A HUDDERSFIELD policeman who died in a diving tragedy may have panicked.

An inquest into the death of 41-year-old traffic policeman Paul Imeson revealed he was inexperienced and took his mask off when he resurfaced.

But if he had dropped his lead-weighted diving belt, his chances of survival would have been greater.

Pc Imeson, of Hepworth, drowned last October in a sea swell off Anglesey.

Desperate efforts to revive him ashore failed.

The inquest at Llangefni revealed Pc Imeson was a novice diver who had taken a three-day holiday diving course in the Caribbean.

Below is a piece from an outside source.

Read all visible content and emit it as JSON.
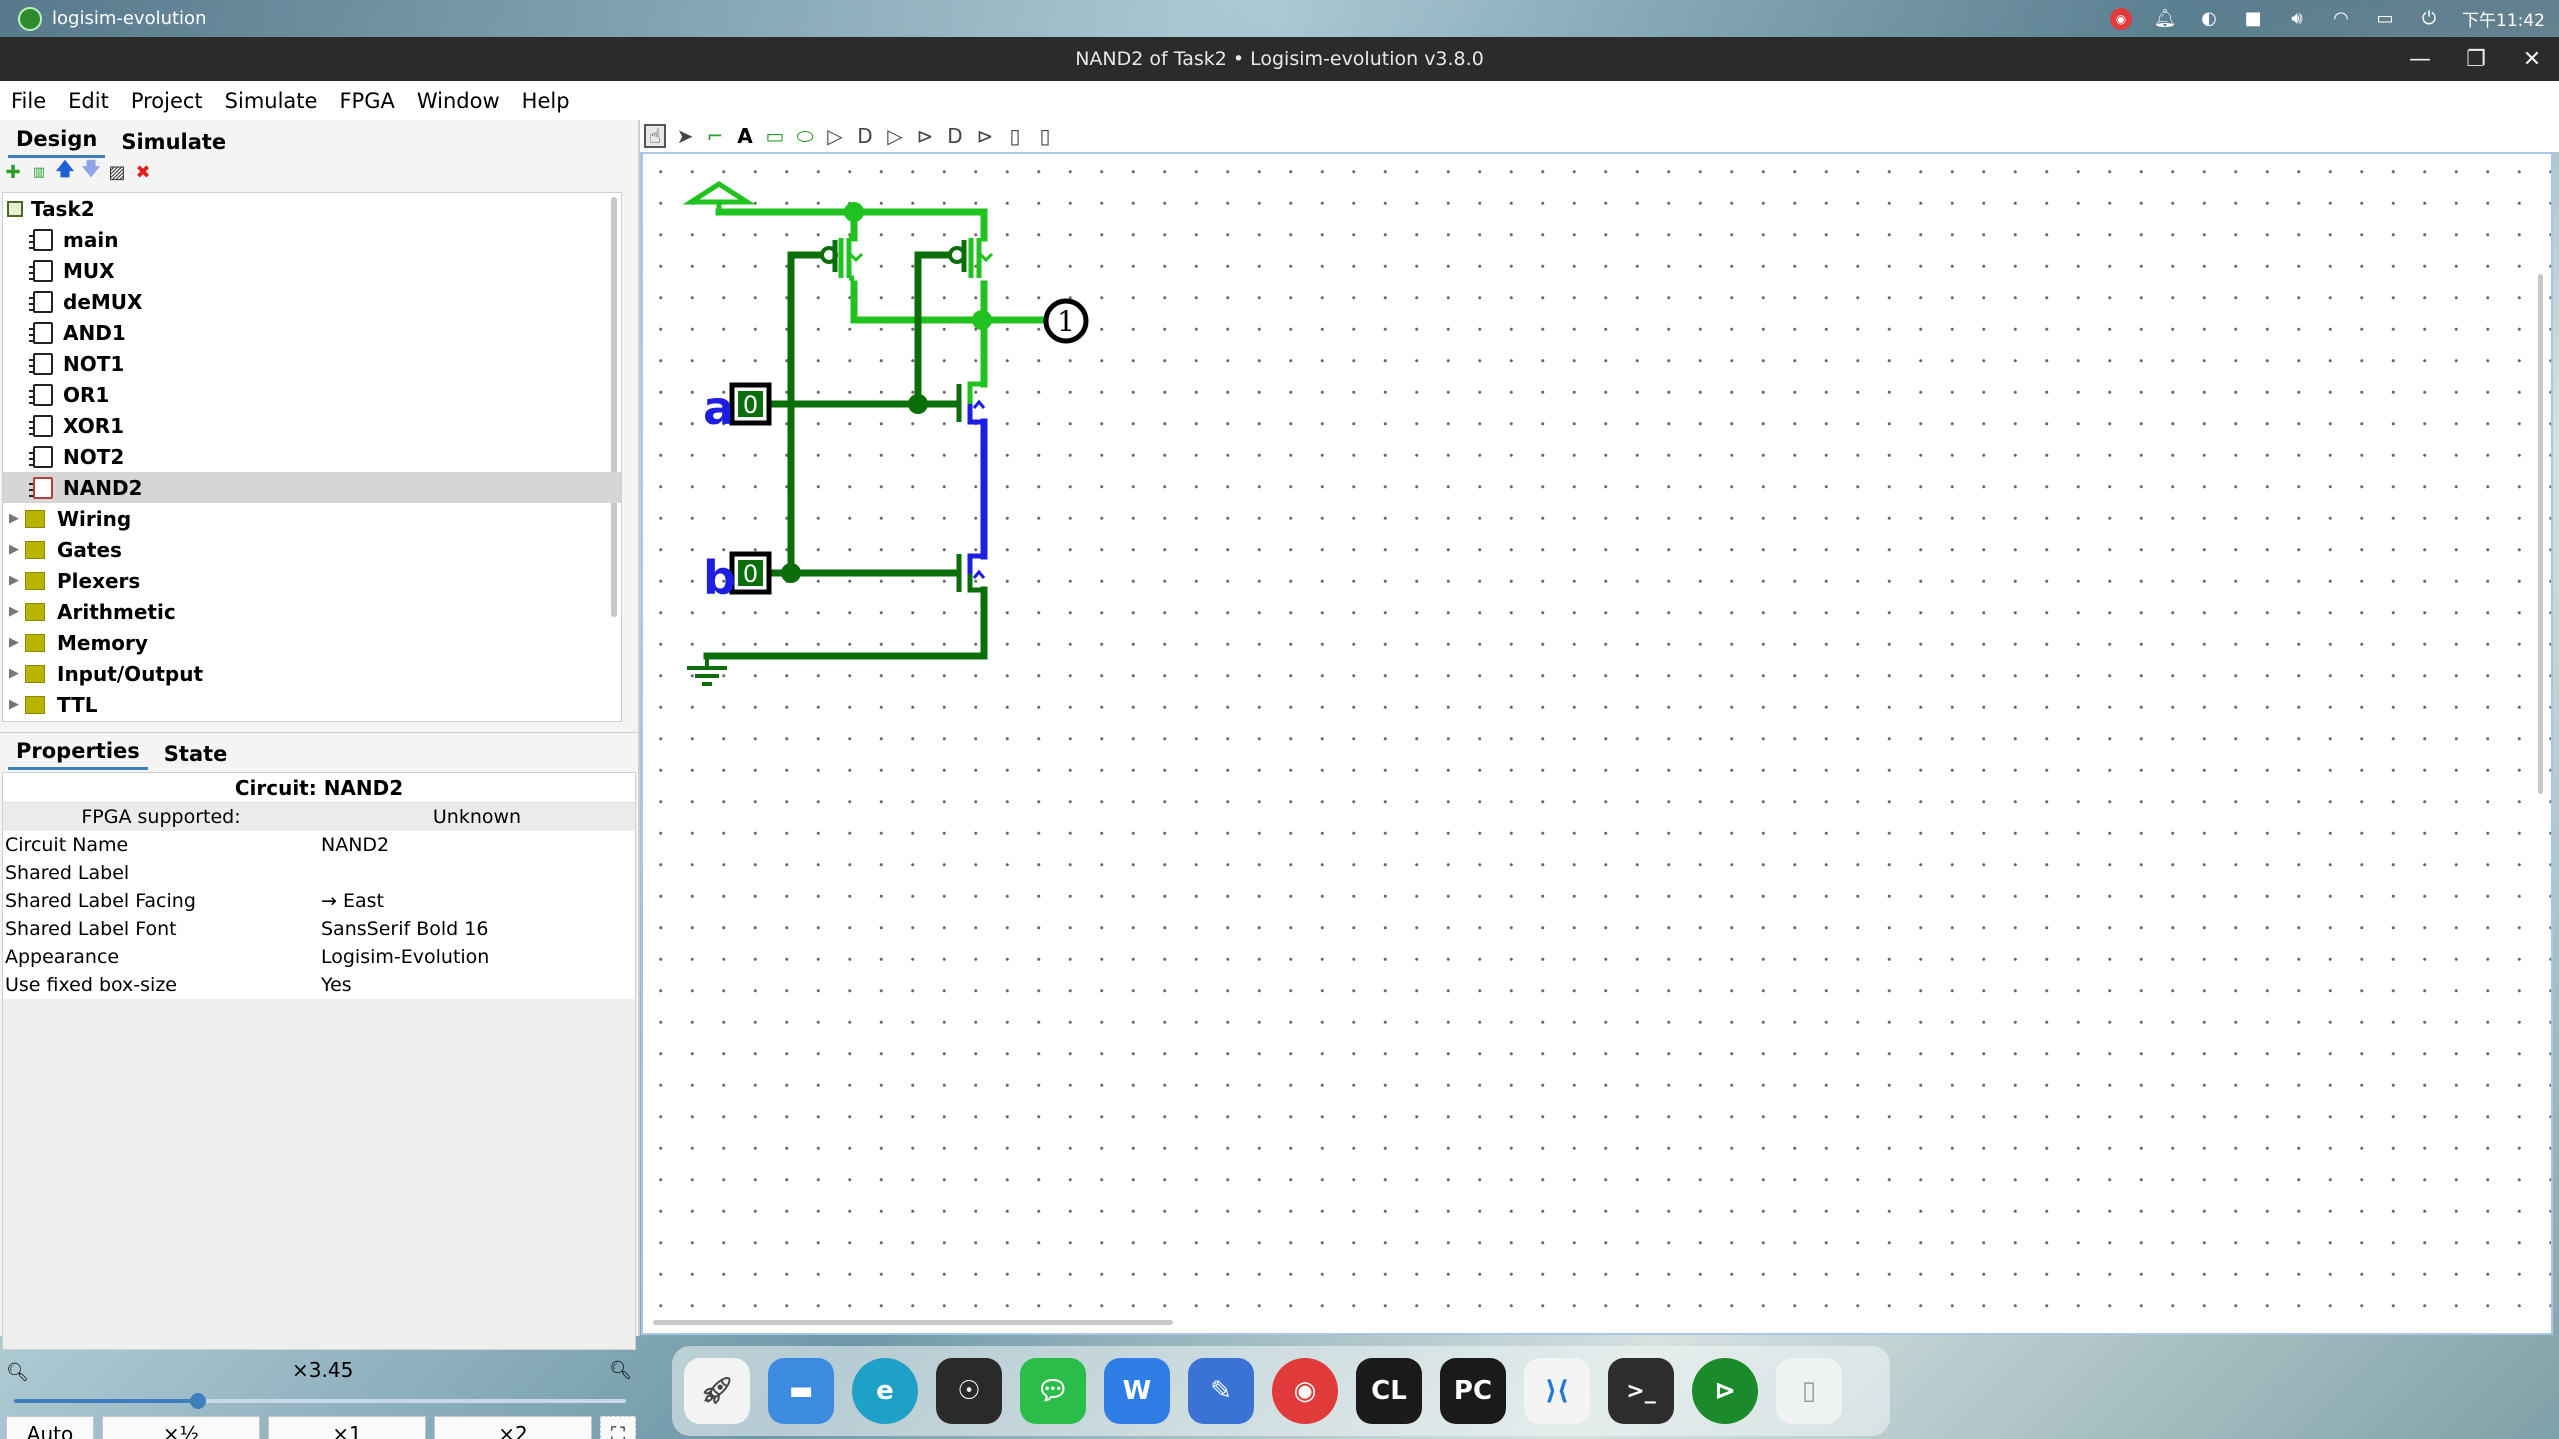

But the hearing was told that sea conditions around the UK are very different.

Pc Imeson had been diving with two companions, one of them experienced. The other his brother-in-law who was also a novice.

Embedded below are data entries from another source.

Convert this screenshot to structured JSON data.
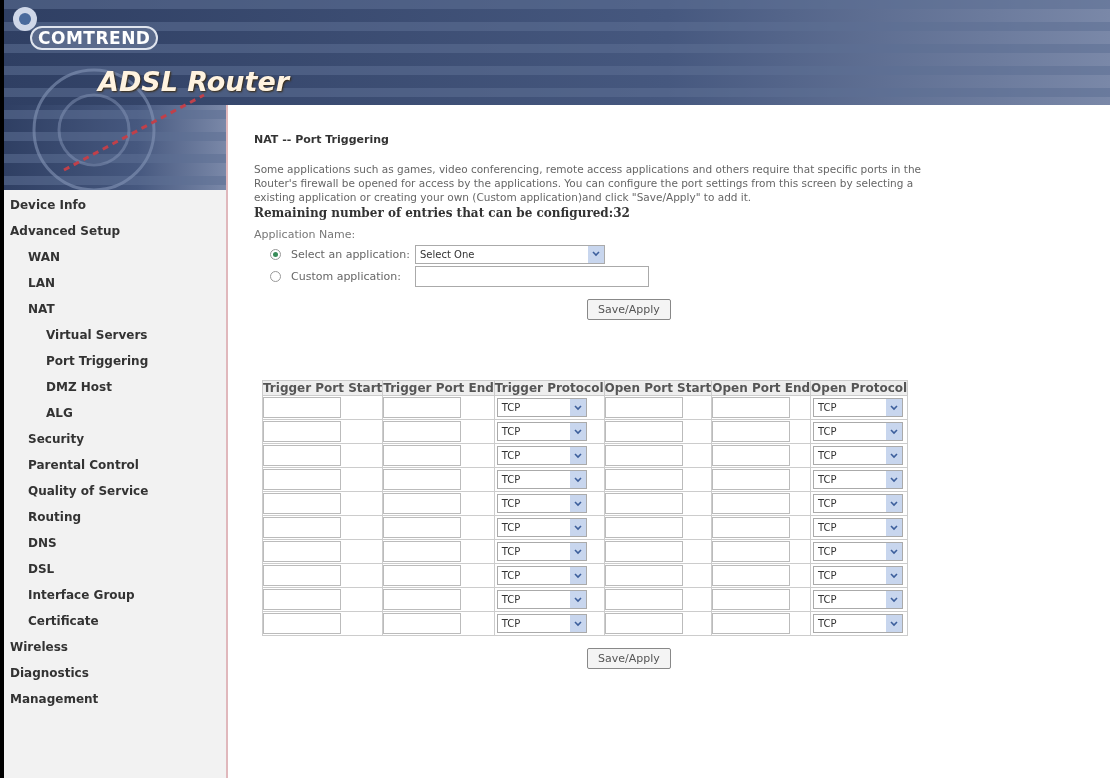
{
  "header": {
    "brand": "COMTREND",
    "product": "ADSL Router"
  },
  "sidebar": {
    "items": [
      {
        "label": "Device Info"
      },
      {
        "label": "Advanced Setup",
        "children": [
          {
            "label": "WAN"
          },
          {
            "label": "LAN"
          },
          {
            "label": "NAT",
            "children": [
              {
                "label": "Virtual Servers"
              },
              {
                "label": "Port Triggering"
              },
              {
                "label": "DMZ Host"
              },
              {
                "label": "ALG"
              }
            ]
          },
          {
            "label": "Security"
          },
          {
            "label": "Parental Control"
          },
          {
            "label": "Quality of Service"
          },
          {
            "label": "Routing"
          },
          {
            "label": "DNS"
          },
          {
            "label": "DSL"
          },
          {
            "label": "Interface Group"
          },
          {
            "label": "Certificate"
          }
        ]
      },
      {
        "label": "Wireless"
      },
      {
        "label": "Diagnostics"
      },
      {
        "label": "Management"
      }
    ]
  },
  "page": {
    "title": "NAT -- Port Triggering",
    "description_lines": [
      "Some applications such as games, video conferencing, remote access applications and others require that specific ports in the",
      "Router's firewall be opened for access by the applications. You can configure the port settings from this screen by selecting a",
      "existing application or creating your own (Custom application)and click \"Save/Apply\" to add it."
    ],
    "remaining": "Remaining number of entries that can be configured:32",
    "app_name_label": "Application Name:",
    "options": [
      {
        "label": "Select an application:",
        "selected": true,
        "kind": "select",
        "value": "Select One"
      },
      {
        "label": "Custom application:",
        "selected": false,
        "kind": "text"
      }
    ],
    "save_button_top": "Save/Apply",
    "table": {
      "columns": [
        "Trigger Port Start",
        "Trigger Port End",
        "Trigger Protocol",
        "Open Port Start",
        "Open Port End",
        "Open Protocol"
      ],
      "rows": [
        {
          "trigger_protocol": "TCP",
          "open_protocol": "TCP"
        },
        {
          "trigger_protocol": "TCP",
          "open_protocol": "TCP"
        },
        {
          "trigger_protocol": "TCP",
          "open_protocol": "TCP"
        },
        {
          "trigger_protocol": "TCP",
          "open_protocol": "TCP"
        },
        {
          "trigger_protocol": "TCP",
          "open_protocol": "TCP"
        },
        {
          "trigger_protocol": "TCP",
          "open_protocol": "TCP"
        },
        {
          "trigger_protocol": "TCP",
          "open_protocol": "TCP"
        },
        {
          "trigger_protocol": "TCP",
          "open_protocol": "TCP"
        },
        {
          "trigger_protocol": "TCP",
          "open_protocol": "TCP"
        },
        {
          "trigger_protocol": "TCP",
          "open_protocol": "TCP"
        }
      ]
    },
    "save_button_bottom": "Save/Apply"
  }
}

Tragedy struck when Pc Imeson came to the surface at Trearddur Bay.

Police underwater expert and instructor Pc Colin Samuel told the inquest he believed it would have been better if the two novices had trained preferably in a swimming pool

to learn about buoyancy.

Recording a verdict of accidental death, coroner Dewi Pritchard-Jones said it could be frightening for a diver to surface and then find himself low in the water in a swell.

Mr Pritchard-Jones added: "Unfortunately he did not drop his weight belt which would have achieved positive buoyancy immediately and made it easier to keep his head above the water."